Investment banks have been making informal pitches to Lloyds for a mandate to sell the shares. With TSB about to enter a "closed" period ahead of its Oct. 24 third-quarter results, the offer could come as soon as this week, one source said, cautioning that there was no certainty on the timing of a sale.

Lloyds in June sold a 38.5 percent stake in TSB, Britain's seventh-largest lender, at 260 pence per share, valuing the business at 1.3 billion pounds ($2.1 billion). The offering was 11 times oversubscribed by investors attracting strong demand from investors in the United States as well as Britain.

Investors were attracted by an exposure to Britain's economic recovery from a bank which is untainted by issues of past misconduct. They also saw TSB as a viable challenger to Britain's 'big 4' banks - Lloyds, Royal Bank of Scotland (>> Royal Bank of Scotland Group plc), Barclays (>> Barclays PLC) and HSBC (>> HSBC Holdings plc).

"People are attracted to it because it's a pure, clean retail bank. It doesn't have any of the sins of the past or any of the potential issues that others have," one industry source told Reuters.

TSB is one of a number of British banks that have either recently listed on the stock exchange or are preparing to do so, tapping into investor appetite for new lenders aiming to challenge the established big banks.

Aldermore said on Monday that it planned to float in London next month, in a debut that could value it at up to 900 million pounds. Virgin Money, backed by entrepreneur Richard Branson, is expected to float later this year while Santander UK (part of Spain's Santander (>> Banco Santander, S.A.), Shawbrook and Metro Bank are also preparing for initial public offerings.

Lloyds, which is expected to sell the remaining shares in two further tranches, agreed not to sell any more shares for 90 days following the first sale.
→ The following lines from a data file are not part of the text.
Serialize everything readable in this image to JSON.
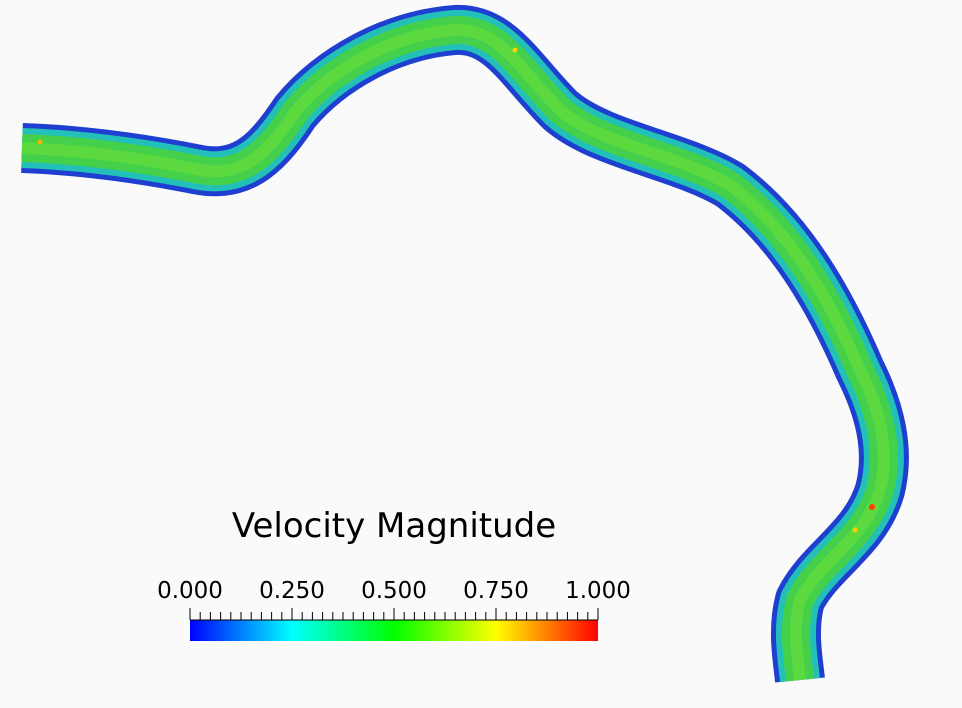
{
  "colorbar": {
    "title": "Velocity Magnitude",
    "tick_labels": [
      "0.000",
      "0.250",
      "0.500",
      "0.750",
      "1.000"
    ],
    "range": [
      0.0,
      1.0
    ],
    "colormap": [
      "#0000ff",
      "#00ffff",
      "#00ff00",
      "#ffff00",
      "#ff0000"
    ]
  }
}
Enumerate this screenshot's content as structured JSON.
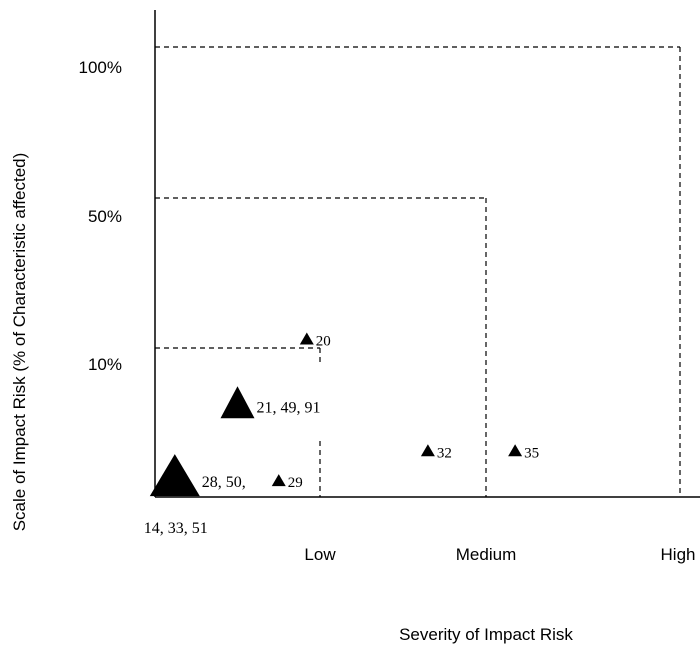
{
  "chart_data": {
    "type": "scatter",
    "xlabel": "Severity of Impact Risk",
    "ylabel": "Scale of Impact Risk (% of Characteristic affected)",
    "x_tick_labels": [
      "Low",
      "Medium",
      "High"
    ],
    "y_tick_labels": [
      "10%",
      "50%",
      "100%"
    ],
    "grid": false,
    "zones": [
      {
        "severity": "Low",
        "scale": "10%"
      },
      {
        "severity": "Medium",
        "scale": "50%"
      },
      {
        "severity": "High",
        "scale": "100%"
      }
    ],
    "points": [
      {
        "label": "20",
        "severity": 0.92,
        "scale": 0.12,
        "marker": "small"
      },
      {
        "label": "21, 49, 91",
        "severity": 0.5,
        "scale": 0.06,
        "marker": "medium"
      },
      {
        "label": "32",
        "severity": 1.65,
        "scale": 0.03,
        "marker": "small"
      },
      {
        "label": "35",
        "severity": 2.15,
        "scale": 0.03,
        "marker": "small"
      },
      {
        "label": "28, 50,",
        "sublabel": "14, 33, 51",
        "severity": 0.12,
        "scale": 0.01,
        "marker": "large"
      },
      {
        "label": "29",
        "severity": 0.75,
        "scale": 0.01,
        "marker": "small"
      }
    ]
  }
}
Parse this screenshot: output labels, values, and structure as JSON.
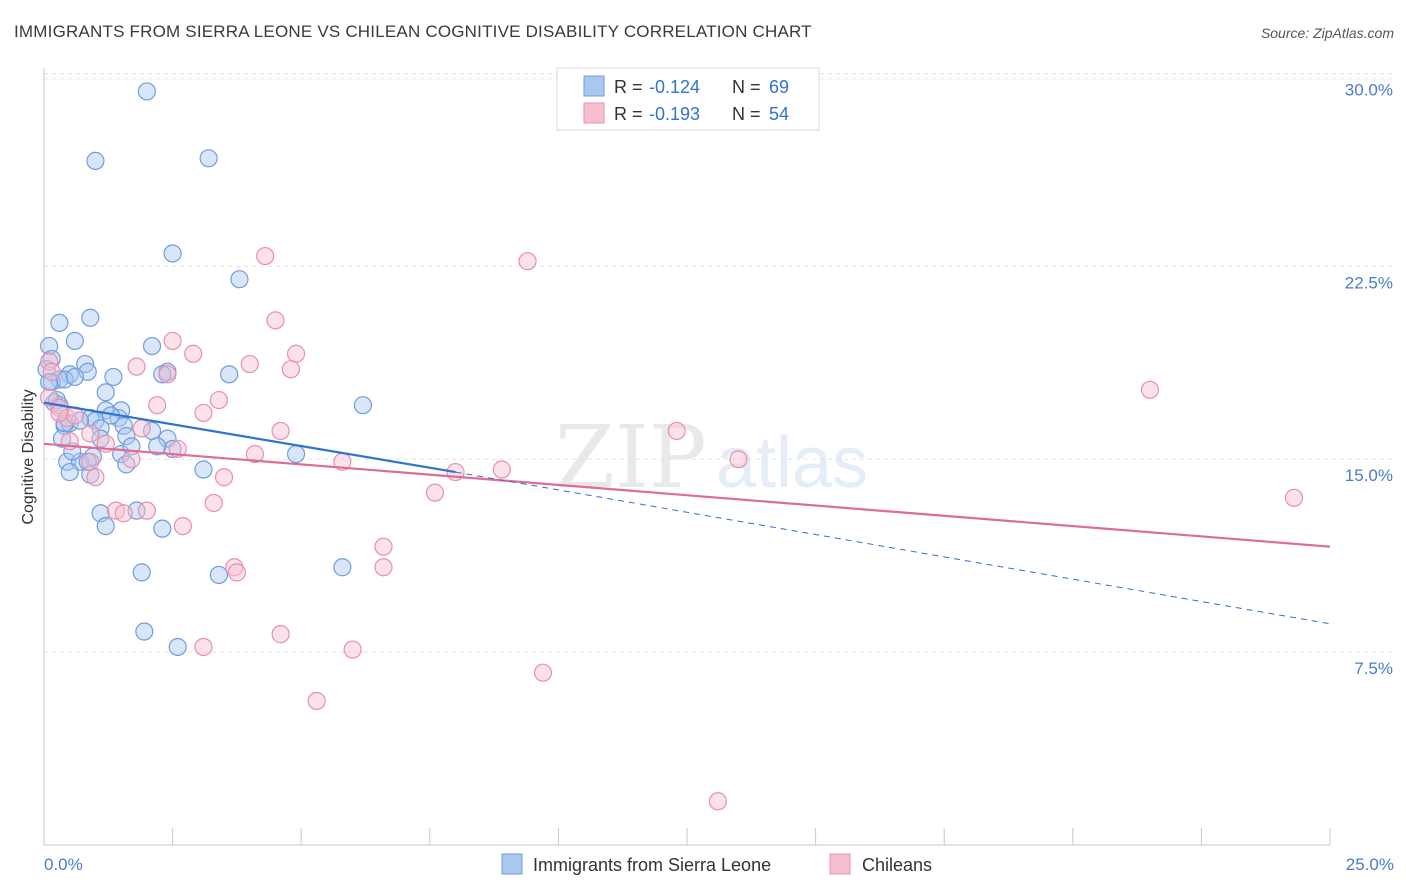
{
  "header": {
    "title": "IMMIGRANTS FROM SIERRA LEONE VS CHILEAN COGNITIVE DISABILITY CORRELATION CHART",
    "source": "Source: ZipAtlas.com"
  },
  "watermark": {
    "zip": "ZIP",
    "atlas": "atlas"
  },
  "legend_box": {
    "rows": [
      {
        "r_label": "R = ",
        "r_value": "-0.124",
        "n_label": "N = ",
        "n_value": "69"
      },
      {
        "r_label": "R = ",
        "r_value": "-0.193",
        "n_label": "N = ",
        "n_value": "54"
      }
    ]
  },
  "chart_data": {
    "type": "scatter",
    "title": "IMMIGRANTS FROM SIERRA LEONE VS CHILEAN COGNITIVE DISABILITY CORRELATION CHART",
    "xlabel": "",
    "ylabel": "Cognitive Disability",
    "xlim": [
      0,
      25
    ],
    "ylim": [
      0,
      32
    ],
    "x_tick_labels": [
      "0.0%",
      "25.0%"
    ],
    "y_ticks": [
      7.5,
      15.0,
      22.5,
      30.0
    ],
    "y_tick_labels": [
      "7.5%",
      "15.0%",
      "22.5%",
      "30.0%"
    ],
    "grid": true,
    "legend_position": "bottom",
    "colors": {
      "blue_fill": "#a9c8f0",
      "blue_stroke": "#6f9edc",
      "blue_line": "#2f72d0",
      "pink_fill": "#f6bfd0",
      "pink_stroke": "#e98fae",
      "pink_line": "#e06b95",
      "tick_text": "#4a7cc9"
    },
    "series": [
      {
        "name": "Immigrants from Sierra Leone",
        "r": -0.124,
        "n": 69,
        "trend": {
          "x0": 0,
          "y0": 17.2,
          "x1": 8.0,
          "y1": 14.5,
          "dashed_to_x": 25,
          "dashed_to_y": 8.6
        },
        "points": [
          [
            2.0,
            29.3
          ],
          [
            1.0,
            26.6
          ],
          [
            3.2,
            26.7
          ],
          [
            2.5,
            23.0
          ],
          [
            3.8,
            22.0
          ],
          [
            0.3,
            20.3
          ],
          [
            0.9,
            20.5
          ],
          [
            0.6,
            19.6
          ],
          [
            2.1,
            19.4
          ],
          [
            0.1,
            19.4
          ],
          [
            0.15,
            18.9
          ],
          [
            0.8,
            18.7
          ],
          [
            0.05,
            18.5
          ],
          [
            0.85,
            18.4
          ],
          [
            0.5,
            18.3
          ],
          [
            1.35,
            18.2
          ],
          [
            0.3,
            18.1
          ],
          [
            0.15,
            18.0
          ],
          [
            0.4,
            18.1
          ],
          [
            2.4,
            18.4
          ],
          [
            3.6,
            18.3
          ],
          [
            1.2,
            17.6
          ],
          [
            0.2,
            17.2
          ],
          [
            0.3,
            17.1
          ],
          [
            6.2,
            17.1
          ],
          [
            1.5,
            16.9
          ],
          [
            1.2,
            16.9
          ],
          [
            0.9,
            16.6
          ],
          [
            1.45,
            16.6
          ],
          [
            0.4,
            16.3
          ],
          [
            0.5,
            16.4
          ],
          [
            1.0,
            16.5
          ],
          [
            1.1,
            16.2
          ],
          [
            1.55,
            16.3
          ],
          [
            1.6,
            15.9
          ],
          [
            1.1,
            15.8
          ],
          [
            0.35,
            15.8
          ],
          [
            2.1,
            16.1
          ],
          [
            2.4,
            15.8
          ],
          [
            0.95,
            15.1
          ],
          [
            1.5,
            15.2
          ],
          [
            2.5,
            15.4
          ],
          [
            4.9,
            15.2
          ],
          [
            0.45,
            14.9
          ],
          [
            0.7,
            14.9
          ],
          [
            0.85,
            14.9
          ],
          [
            1.6,
            14.8
          ],
          [
            0.5,
            14.5
          ],
          [
            3.1,
            14.6
          ],
          [
            0.9,
            14.4
          ],
          [
            1.1,
            12.9
          ],
          [
            1.8,
            13.0
          ],
          [
            1.2,
            12.4
          ],
          [
            2.3,
            12.3
          ],
          [
            1.9,
            10.6
          ],
          [
            3.4,
            10.5
          ],
          [
            5.8,
            10.8
          ],
          [
            1.95,
            8.3
          ],
          [
            2.6,
            7.7
          ],
          [
            0.25,
            17.3
          ],
          [
            0.6,
            18.2
          ],
          [
            1.3,
            16.7
          ],
          [
            0.7,
            16.5
          ],
          [
            2.2,
            15.5
          ],
          [
            0.4,
            16.4
          ],
          [
            1.7,
            15.5
          ],
          [
            0.55,
            15.3
          ],
          [
            0.1,
            18.0
          ],
          [
            2.3,
            18.3
          ]
        ]
      },
      {
        "name": "Chileans",
        "r": -0.193,
        "n": 54,
        "trend": {
          "x0": 0,
          "y0": 15.6,
          "x1": 25,
          "y1": 11.6
        },
        "points": [
          [
            4.3,
            22.9
          ],
          [
            9.4,
            22.7
          ],
          [
            4.5,
            20.4
          ],
          [
            2.5,
            19.6
          ],
          [
            2.9,
            19.1
          ],
          [
            4.9,
            19.1
          ],
          [
            0.1,
            18.8
          ],
          [
            1.8,
            18.6
          ],
          [
            4.0,
            18.7
          ],
          [
            2.4,
            18.3
          ],
          [
            4.8,
            18.5
          ],
          [
            0.15,
            18.4
          ],
          [
            21.5,
            17.7
          ],
          [
            0.1,
            17.4
          ],
          [
            3.4,
            17.3
          ],
          [
            2.2,
            17.1
          ],
          [
            0.3,
            17.0
          ],
          [
            3.1,
            16.8
          ],
          [
            0.45,
            16.6
          ],
          [
            0.6,
            16.7
          ],
          [
            0.5,
            15.7
          ],
          [
            1.9,
            16.2
          ],
          [
            4.6,
            16.1
          ],
          [
            12.3,
            16.1
          ],
          [
            0.9,
            16.0
          ],
          [
            1.2,
            15.6
          ],
          [
            2.6,
            15.4
          ],
          [
            4.1,
            15.2
          ],
          [
            1.7,
            15.0
          ],
          [
            5.8,
            14.9
          ],
          [
            0.9,
            14.9
          ],
          [
            13.5,
            15.0
          ],
          [
            8.0,
            14.5
          ],
          [
            8.9,
            14.6
          ],
          [
            3.5,
            14.3
          ],
          [
            1.0,
            14.3
          ],
          [
            7.6,
            13.7
          ],
          [
            3.3,
            13.3
          ],
          [
            1.4,
            13.0
          ],
          [
            2.0,
            13.0
          ],
          [
            24.3,
            13.5
          ],
          [
            1.55,
            12.9
          ],
          [
            2.7,
            12.4
          ],
          [
            6.6,
            11.6
          ],
          [
            6.6,
            10.8
          ],
          [
            3.7,
            10.8
          ],
          [
            3.75,
            10.6
          ],
          [
            4.6,
            8.2
          ],
          [
            6.0,
            7.6
          ],
          [
            3.1,
            7.7
          ],
          [
            9.7,
            6.7
          ],
          [
            5.3,
            5.6
          ],
          [
            13.1,
            1.7
          ],
          [
            0.3,
            16.8
          ]
        ]
      }
    ]
  },
  "bottom_legend": {
    "items": [
      "Immigrants from Sierra Leone",
      "Chileans"
    ]
  }
}
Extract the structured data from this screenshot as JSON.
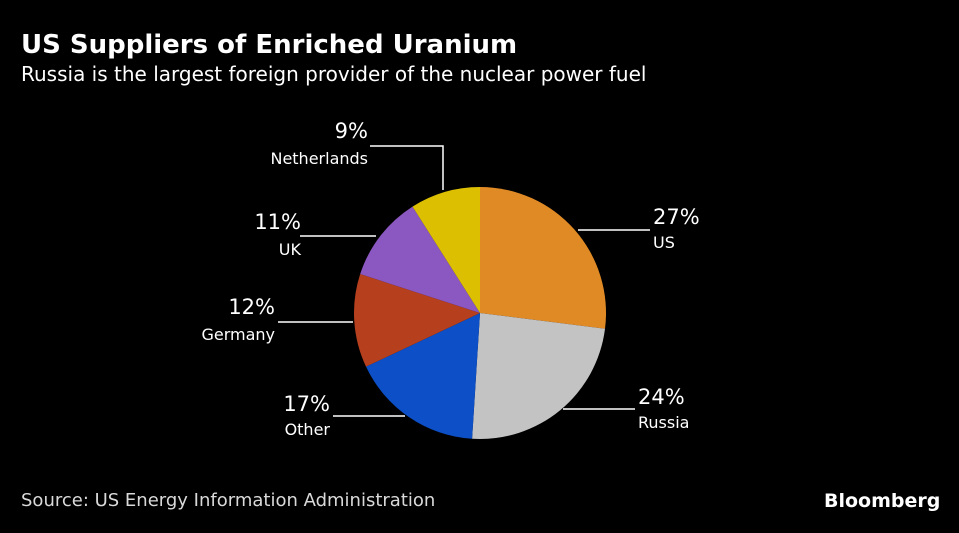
{
  "title": "US Suppliers of Enriched Uranium",
  "subtitle": "Russia is the largest foreign provider of the nuclear power fuel",
  "source": "Source: US Energy Information Administration",
  "brand": "Bloomberg",
  "chart_data": {
    "type": "pie",
    "title": "US Suppliers of Enriched Uranium",
    "subtitle": "Russia is the largest foreign provider of the nuclear power fuel",
    "slices": [
      {
        "label": "US",
        "value": 27,
        "display": "27%",
        "color": "#e08a26"
      },
      {
        "label": "Russia",
        "value": 24,
        "display": "24%",
        "color": "#c3c3c3"
      },
      {
        "label": "Other",
        "value": 17,
        "display": "17%",
        "color": "#0d4fc6"
      },
      {
        "label": "Germany",
        "value": 12,
        "display": "12%",
        "color": "#b6401d"
      },
      {
        "label": "UK",
        "value": 11,
        "display": "11%",
        "color": "#8b57c0"
      },
      {
        "label": "Netherlands",
        "value": 9,
        "display": "9%",
        "color": "#dcbf00"
      }
    ],
    "start": "12 o'clock",
    "direction": "clockwise",
    "legend": "none (leader-line labels)"
  }
}
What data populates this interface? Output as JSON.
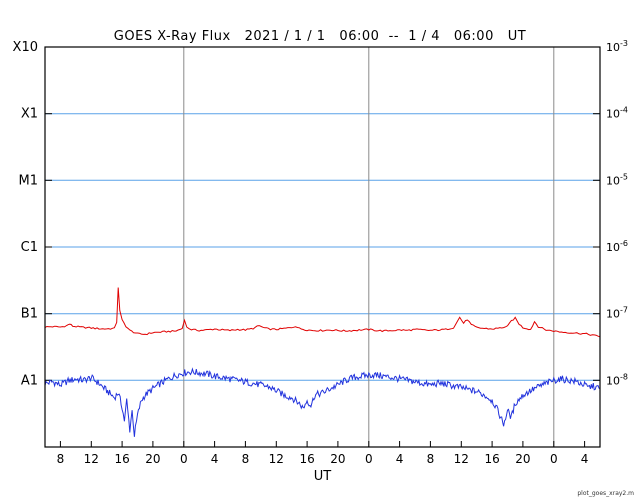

The expiry of that lock-up at Tuesday's market close leaves it with a short window, beginning on Wednesday, in which it can sell the shares ahead of its closed period ahead of results.

The shares have performed well since their debut and are trading at 281 pence, 8 percent ahead of the price of the IPO, making a sale of about half of the remaining shares feasible, the sources said.

Lloyds and its advisors had not wanted a sale of TSB shares to clash with a further sale of the government's remaining shares in Lloyds itself.

However, shares in Lloyds are trading below the price of the government's last sale in March, ruling out a further sale this month and clearing the way for Lloyds to sell shares in TSB.

Lloyds was forced by European regulators to sell the 631 branches which now form TSB as a condition of receiving state aid during the financial crisis five years ago. It must therefore now sell the whole of TSB by the end of 2015.

Any sale will be dependent on stock market conditions, the sources said, and the bank remains confident it will meet the deadline even if a second sale doesn't happen this month.